Feds Looking at Easing Up Financing Rules for Condo Developers

Posted by Brent Hart on Oct 10, 2016 in News

Feds Looking at Easing Up Financing Rules for Condo Developers

Proposed Rules Reset Owner/Occupancy and Commercial Space Ranges
October 3, 2016
In response to changing conditions in the residential condominium market, the Federal Housing Administration (FHA) this past week proposed new regulations governing the approval process for condominium developments. 

FHA is seeking to widen the range of thresholds required for FHA approval including the minimum owner-occupants in approved condo developments and limits on commercial/non-residential space. Ultimately, FHA will have the ability to specify new owner-occupancy, commercial/non-residential, and single-unit thresholds. 

FHA currently requires that approved condominium developments have a minimum of 50% of the units occupied by owners. While having too few owner-occupants can detract from the viability of a project, requiring too many can harm its marketability, the agency said. 

Through this proposed rule change, FHA is proposing to establish an allowable range between 25% and 75%. The range allows FHA to choose a specific percentage that is responsive to future market changes. 

FHA is also looking at expanding the range for allowable nonresidential use. 

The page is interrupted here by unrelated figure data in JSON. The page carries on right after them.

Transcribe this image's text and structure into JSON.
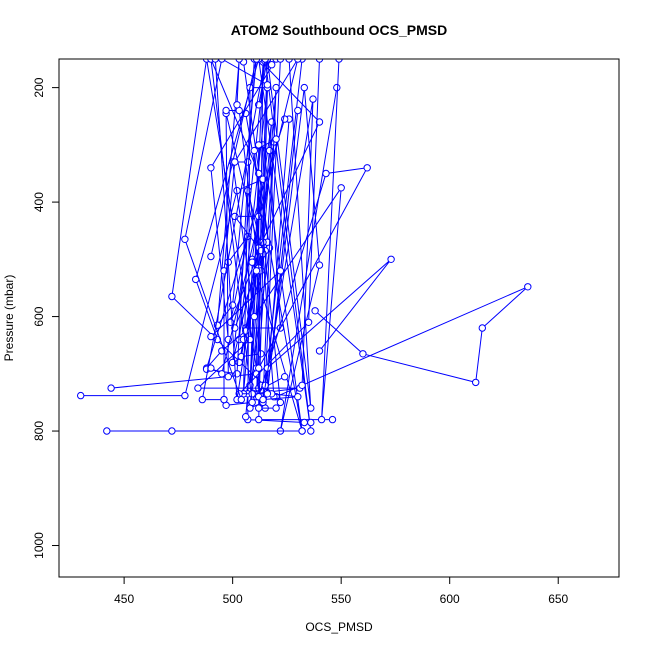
{
  "chart_data": {
    "type": "line",
    "title": "ATOM2 Southbound OCS_PMSD",
    "xlabel": "OCS_PMSD",
    "ylabel": "Pressure (mbar)",
    "xlim": [
      420,
      678
    ],
    "ylim": [
      1055,
      150
    ],
    "y_reversed": true,
    "grid": false,
    "legend": "none",
    "x_ticks": [
      450,
      500,
      550,
      600,
      650
    ],
    "y_ticks": [
      200,
      400,
      600,
      800,
      1000
    ],
    "series_color": "#0000ff",
    "series": [
      {
        "values": [
          [
            548,
            200
          ],
          [
            522,
            800
          ],
          [
            540,
            510
          ],
          [
            533,
            200
          ],
          [
            515,
            760
          ],
          [
            526,
            255
          ]
        ]
      },
      {
        "values": [
          [
            506,
            245
          ],
          [
            532,
            800
          ],
          [
            514,
            300
          ],
          [
            508,
            730
          ],
          [
            517,
            480
          ],
          [
            505,
            155
          ]
        ]
      },
      {
        "values": [
          [
            512,
            150
          ],
          [
            536,
            800
          ],
          [
            515,
            150
          ],
          [
            500,
            680
          ],
          [
            512,
            485
          ],
          [
            519,
            295
          ],
          [
            511,
            740
          ],
          [
            516,
            200
          ],
          [
            503,
            640
          ]
        ]
      },
      {
        "values": [
          [
            442,
            800
          ],
          [
            472,
            800
          ],
          [
            532,
            800
          ],
          [
            509,
            500
          ],
          [
            518,
            260
          ],
          [
            508,
            720
          ],
          [
            514,
            155
          ],
          [
            512,
            725
          ]
        ]
      },
      {
        "values": [
          [
            538,
            590
          ],
          [
            560,
            665
          ],
          [
            612,
            715
          ],
          [
            615,
            620
          ],
          [
            636,
            548
          ],
          [
            520,
            740
          ],
          [
            472,
            565
          ],
          [
            488,
            150
          ],
          [
            511,
            690
          ]
        ]
      },
      {
        "values": [
          [
            501,
            620
          ],
          [
            515,
            485
          ],
          [
            516,
            470
          ],
          [
            503,
            680
          ],
          [
            514,
            470
          ],
          [
            499,
            610
          ],
          [
            507,
            460
          ],
          [
            498,
            505
          ]
        ]
      },
      {
        "values": [
          [
            430,
            738
          ],
          [
            478,
            738
          ],
          [
            502,
            380
          ],
          [
            514,
            360
          ],
          [
            516,
            150
          ],
          [
            512,
            230
          ]
        ]
      },
      {
        "values": [
          [
            444,
            725
          ],
          [
            511,
            700
          ],
          [
            512,
            300
          ],
          [
            517,
            310
          ],
          [
            522,
            620
          ],
          [
            506,
            620
          ]
        ]
      },
      {
        "values": [
          [
            493,
            640
          ],
          [
            483,
            535
          ],
          [
            512,
            150
          ],
          [
            540,
            260
          ],
          [
            509,
            505
          ],
          [
            508,
            640
          ],
          [
            484,
            725
          ],
          [
            531,
            725
          ],
          [
            510,
            735
          ]
        ]
      },
      {
        "values": [
          [
            498,
            705
          ],
          [
            497,
            245
          ],
          [
            512,
            480
          ],
          [
            501,
            425
          ],
          [
            512,
            425
          ],
          [
            505,
            735
          ],
          [
            507,
            380
          ],
          [
            514,
            490
          ],
          [
            519,
            740
          ],
          [
            513,
            720
          ]
        ]
      },
      {
        "values": [
          [
            497,
            240
          ],
          [
            503,
            240
          ],
          [
            512,
            515
          ],
          [
            513,
            520
          ],
          [
            505,
            640
          ],
          [
            513,
            485
          ],
          [
            504,
            670
          ],
          [
            513,
            665
          ]
        ]
      },
      {
        "values": [
          [
            536,
            785
          ],
          [
            533,
            785
          ],
          [
            507,
            780
          ],
          [
            508,
            200
          ],
          [
            516,
            200
          ],
          [
            512,
            780
          ],
          [
            546,
            780
          ]
        ]
      },
      {
        "values": [
          [
            506,
            775
          ],
          [
            507,
            735
          ],
          [
            505,
            735
          ],
          [
            518,
            735
          ],
          [
            530,
            740
          ],
          [
            514,
            745
          ],
          [
            520,
            200
          ],
          [
            508,
            760
          ],
          [
            514,
            750
          ]
        ]
      },
      {
        "values": [
          [
            549,
            150
          ],
          [
            541,
            780
          ],
          [
            550,
            375
          ],
          [
            510,
            600
          ],
          [
            500,
            330
          ],
          [
            507,
            330
          ]
        ]
      },
      {
        "values": [
          [
            524,
            705
          ],
          [
            509,
            735
          ],
          [
            503,
            735
          ],
          [
            535,
            610
          ],
          [
            540,
            150
          ]
        ]
      },
      {
        "values": [
          [
            506,
            625
          ],
          [
            495,
            660
          ],
          [
            488,
            690
          ],
          [
            524,
            255
          ]
        ]
      },
      {
        "values": [
          [
            498,
            640
          ],
          [
            490,
            340
          ],
          [
            520,
            150
          ],
          [
            510,
            150
          ],
          [
            502,
            700
          ],
          [
            488,
            692
          ]
        ]
      },
      {
        "values": [
          [
            490,
            495
          ],
          [
            511,
            150
          ],
          [
            500,
            580
          ],
          [
            493,
            615
          ],
          [
            503,
            150
          ],
          [
            502,
            230
          ]
        ]
      },
      {
        "values": [
          [
            516,
            150
          ],
          [
            536,
            760
          ],
          [
            526,
            150
          ],
          [
            516,
            150
          ],
          [
            518,
            160
          ],
          [
            515,
            150
          ]
        ]
      },
      {
        "values": [
          [
            497,
            755
          ],
          [
            509,
            750
          ],
          [
            490,
            150
          ],
          [
            512,
            350
          ],
          [
            512,
            760
          ],
          [
            520,
            760
          ]
        ]
      },
      {
        "values": [
          [
            511,
            520
          ],
          [
            502,
            745
          ],
          [
            492,
            150
          ]
        ]
      },
      {
        "values": [
          [
            532,
            150
          ],
          [
            515,
            720
          ],
          [
            522,
            150
          ]
        ]
      },
      {
        "values": [
          [
            490,
            690
          ],
          [
            495,
            700
          ],
          [
            530,
            150
          ],
          [
            501,
            330
          ],
          [
            496,
            520
          ],
          [
            496,
            745
          ]
        ]
      },
      {
        "values": [
          [
            496,
            745
          ],
          [
            486,
            745
          ],
          [
            515,
            150
          ]
        ]
      },
      {
        "values": [
          [
            522,
            750
          ],
          [
            510,
            310
          ],
          [
            520,
            290
          ]
        ]
      },
      {
        "values": [
          [
            490,
            635
          ],
          [
            522,
            520
          ],
          [
            530,
            240
          ],
          [
            516,
            735
          ]
        ]
      },
      {
        "values": [
          [
            512,
            690
          ],
          [
            562,
            340
          ],
          [
            543,
            350
          ],
          [
            512,
            740
          ]
        ]
      },
      {
        "values": [
          [
            504,
            745
          ],
          [
            478,
            465
          ],
          [
            495,
            150
          ],
          [
            516,
            195
          ]
        ]
      },
      {
        "values": [
          [
            540,
            660
          ],
          [
            573,
            500
          ],
          [
            516,
            690
          ]
        ]
      },
      {
        "values": [
          [
            514,
            745
          ],
          [
            537,
            220
          ],
          [
            532,
            720
          ]
        ]
      }
    ]
  }
}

FHA currently requires that the commercial/nonresidential space within an approved condominium development not exceed 50% of the project’s total floor area, and anticipates maintaining this as a requirement in the near term. 

However, as the agency gains experience with this program, it may wish to modify this limitation and is therefore proposing to establish a range between 25% and 60%, it said. 

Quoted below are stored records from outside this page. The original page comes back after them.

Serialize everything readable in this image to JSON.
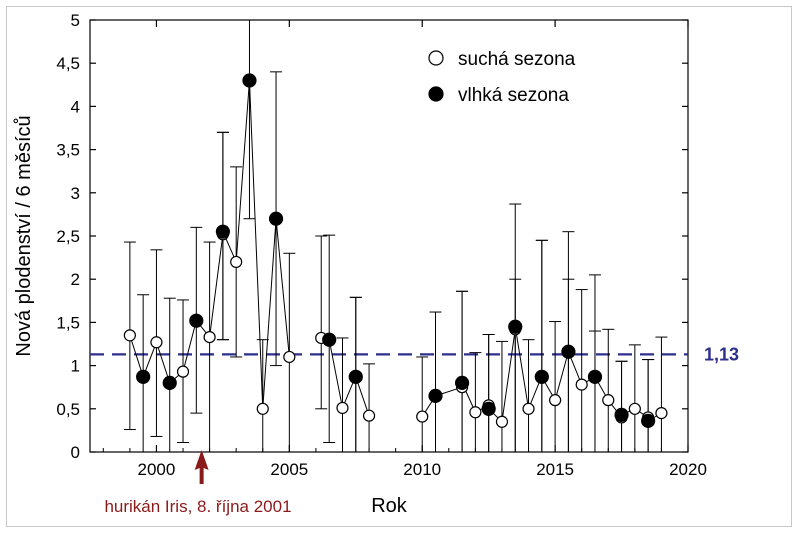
{
  "chart_data": {
    "type": "scatter",
    "xlabel": "Rok",
    "ylabel": "Nová plodenství / 6 měsíců",
    "xlim": [
      1997.5,
      2020
    ],
    "ylim": [
      0,
      5
    ],
    "xticks": [
      2000,
      2005,
      2010,
      2015,
      2020
    ],
    "xtick_labels": [
      "2000",
      "2005",
      "2010",
      "2015",
      "2020"
    ],
    "yticks": [
      0,
      0.5,
      1,
      1.5,
      2,
      2.5,
      3,
      3.5,
      4,
      4.5,
      5
    ],
    "ytick_labels": [
      "0",
      "0,5",
      "1",
      "1,5",
      "2",
      "2,5",
      "3",
      "3,5",
      "4",
      "4,5",
      "5"
    ],
    "grid": false,
    "legend_position": "top-right",
    "connecting_line": true,
    "series": [
      {
        "name": "suchá sezona",
        "marker": "open-circle",
        "points": [
          {
            "x": 1999.0,
            "y": 1.35,
            "low": 0.26,
            "high": 2.43
          },
          {
            "x": 2000.0,
            "y": 1.27,
            "low": 0.18,
            "high": 2.34
          },
          {
            "x": 2001.0,
            "y": 0.93,
            "low": 0.11,
            "high": 1.76
          },
          {
            "x": 2002.0,
            "y": 1.33,
            "low": 0.0,
            "high": 2.43
          },
          {
            "x": 2002.5,
            "y": 2.52,
            "low": 1.3,
            "high": 3.7
          },
          {
            "x": 2003.0,
            "y": 2.2,
            "low": 1.1,
            "high": 3.3
          },
          {
            "x": 2004.0,
            "y": 0.5,
            "low": 0.0,
            "high": 1.3
          },
          {
            "x": 2005.0,
            "y": 1.1,
            "low": 0.0,
            "high": 2.3
          },
          {
            "x": 2006.2,
            "y": 1.32,
            "low": 0.5,
            "high": 2.5
          },
          {
            "x": 2007.0,
            "y": 0.51,
            "low": 0.0,
            "high": 1.32
          },
          {
            "x": 2007.5,
            "y": 0.88,
            "low": 0.0,
            "high": 1.79
          },
          {
            "x": 2008.0,
            "y": 0.42,
            "low": 0.0,
            "high": 1.02
          },
          {
            "x": 2010.0,
            "y": 0.41,
            "low": 0.0,
            "high": 1.1
          },
          {
            "x": 2011.5,
            "y": 0.75,
            "low": 0.0,
            "high": 1.86
          },
          {
            "x": 2012.0,
            "y": 0.46,
            "low": 0.0,
            "high": 1.15
          },
          {
            "x": 2012.5,
            "y": 0.54,
            "low": 0.0,
            "high": 1.36
          },
          {
            "x": 2013.0,
            "y": 0.35,
            "low": 0.0,
            "high": 1.28
          },
          {
            "x": 2013.5,
            "y": 1.42,
            "low": 0.0,
            "high": 2.0
          },
          {
            "x": 2014.0,
            "y": 0.5,
            "low": 0.0,
            "high": 1.3
          },
          {
            "x": 2014.5,
            "y": 0.88,
            "low": 0.0,
            "high": 2.45
          },
          {
            "x": 2015.0,
            "y": 0.6,
            "low": 0.0,
            "high": 1.51
          },
          {
            "x": 2015.5,
            "y": 1.16,
            "low": 0.0,
            "high": 2.0
          },
          {
            "x": 2016.0,
            "y": 0.78,
            "low": 0.0,
            "high": 1.88
          },
          {
            "x": 2016.5,
            "y": 0.87,
            "low": 0.0,
            "high": 1.4
          },
          {
            "x": 2017.0,
            "y": 0.6,
            "low": 0.0,
            "high": 1.42
          },
          {
            "x": 2017.5,
            "y": 0.4,
            "low": 0.0,
            "high": 1.05
          },
          {
            "x": 2018.0,
            "y": 0.5,
            "low": 0.0,
            "high": 1.24
          },
          {
            "x": 2018.5,
            "y": 0.4,
            "low": 0.0,
            "high": 1.07
          },
          {
            "x": 2019.0,
            "y": 0.45,
            "low": 0.0,
            "high": 1.33
          }
        ]
      },
      {
        "name": "vlhká sezona",
        "marker": "filled-circle",
        "points": [
          {
            "x": 1999.5,
            "y": 0.87,
            "low": 0.0,
            "high": 1.82
          },
          {
            "x": 2000.5,
            "y": 0.8,
            "low": 0.0,
            "high": 1.78
          },
          {
            "x": 2001.5,
            "y": 1.52,
            "low": 0.45,
            "high": 2.6
          },
          {
            "x": 2002.5,
            "y": 2.55,
            "low": 1.3,
            "high": 3.7
          },
          {
            "x": 2003.5,
            "y": 4.3,
            "low": 2.7,
            "high": 5.0
          },
          {
            "x": 2004.5,
            "y": 2.7,
            "low": 1.0,
            "high": 4.4
          },
          {
            "x": 2006.5,
            "y": 1.3,
            "low": 0.11,
            "high": 2.51
          },
          {
            "x": 2007.5,
            "y": 0.87,
            "low": 0.0,
            "high": 1.79
          },
          {
            "x": 2010.5,
            "y": 0.65,
            "low": 0.0,
            "high": 1.62
          },
          {
            "x": 2011.5,
            "y": 0.8,
            "low": 0.0,
            "high": 1.86
          },
          {
            "x": 2012.5,
            "y": 0.5,
            "low": 0.0,
            "high": 1.36
          },
          {
            "x": 2013.5,
            "y": 1.45,
            "low": 0.0,
            "high": 2.87
          },
          {
            "x": 2014.5,
            "y": 0.87,
            "low": 0.0,
            "high": 2.45
          },
          {
            "x": 2015.5,
            "y": 1.16,
            "low": 0.0,
            "high": 2.55
          },
          {
            "x": 2016.5,
            "y": 0.87,
            "low": 0.0,
            "high": 2.05
          },
          {
            "x": 2017.5,
            "y": 0.43,
            "low": 0.0,
            "high": 1.05
          },
          {
            "x": 2018.5,
            "y": 0.36,
            "low": 0.0,
            "high": 1.07
          }
        ]
      }
    ],
    "reference_line": {
      "y": 1.13,
      "label": "1,13",
      "style": "dashed",
      "color": "#2e2e8c"
    },
    "annotation": {
      "x": 2001.7,
      "text": "hurikán Iris, 8. října 2001",
      "color": "#8b1a1a"
    }
  }
}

FHA also has proposed reinstating spot approvals in unapproved condominium developments and to require condo projects to recertify their approval status every three years rather than the current two-year requirement. 

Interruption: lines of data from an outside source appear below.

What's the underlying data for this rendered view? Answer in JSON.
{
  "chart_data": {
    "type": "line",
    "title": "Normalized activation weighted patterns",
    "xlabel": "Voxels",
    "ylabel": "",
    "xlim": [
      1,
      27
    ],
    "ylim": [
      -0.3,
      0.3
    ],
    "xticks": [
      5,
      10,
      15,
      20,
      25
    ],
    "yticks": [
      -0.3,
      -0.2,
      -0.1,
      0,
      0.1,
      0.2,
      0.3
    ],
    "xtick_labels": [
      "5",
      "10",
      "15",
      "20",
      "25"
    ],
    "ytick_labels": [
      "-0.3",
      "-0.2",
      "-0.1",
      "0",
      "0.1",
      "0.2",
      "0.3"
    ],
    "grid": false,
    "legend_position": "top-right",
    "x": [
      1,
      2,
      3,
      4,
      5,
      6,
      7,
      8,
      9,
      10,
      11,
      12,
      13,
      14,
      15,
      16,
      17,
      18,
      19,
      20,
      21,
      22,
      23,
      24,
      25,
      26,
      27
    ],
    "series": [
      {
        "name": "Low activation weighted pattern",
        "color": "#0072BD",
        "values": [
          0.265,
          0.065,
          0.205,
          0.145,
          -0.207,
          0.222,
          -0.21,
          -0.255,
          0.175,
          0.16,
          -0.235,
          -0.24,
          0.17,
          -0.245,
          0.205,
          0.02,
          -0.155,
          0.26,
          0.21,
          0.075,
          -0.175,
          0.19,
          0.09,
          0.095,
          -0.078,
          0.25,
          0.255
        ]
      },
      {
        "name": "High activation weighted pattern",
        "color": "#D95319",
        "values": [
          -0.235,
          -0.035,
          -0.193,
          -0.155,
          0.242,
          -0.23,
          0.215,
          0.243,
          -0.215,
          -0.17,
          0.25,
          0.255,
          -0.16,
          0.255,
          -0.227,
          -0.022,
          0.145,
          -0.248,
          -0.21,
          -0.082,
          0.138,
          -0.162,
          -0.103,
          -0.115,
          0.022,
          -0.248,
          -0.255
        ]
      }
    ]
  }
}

FHA’s intent is to modify its condominium rules to ensure financial soundness and project viability, but in a manner that is more flexible where possible and responsive to the market, agency officials said. 

The National Association of Realtors generally praised sections of the proposed changes, but remains concerned about the possibility of an overly high owner-occupancy threshold. 

NAR president Tom Salomone expressed disappointment that HUD chose to defer the owner-occupancy decision, but said NAR will work with HUD directly and through comment to establish a data-driven threshold. 

NAR is hoping for an owner-occupancy requirement set at 35%.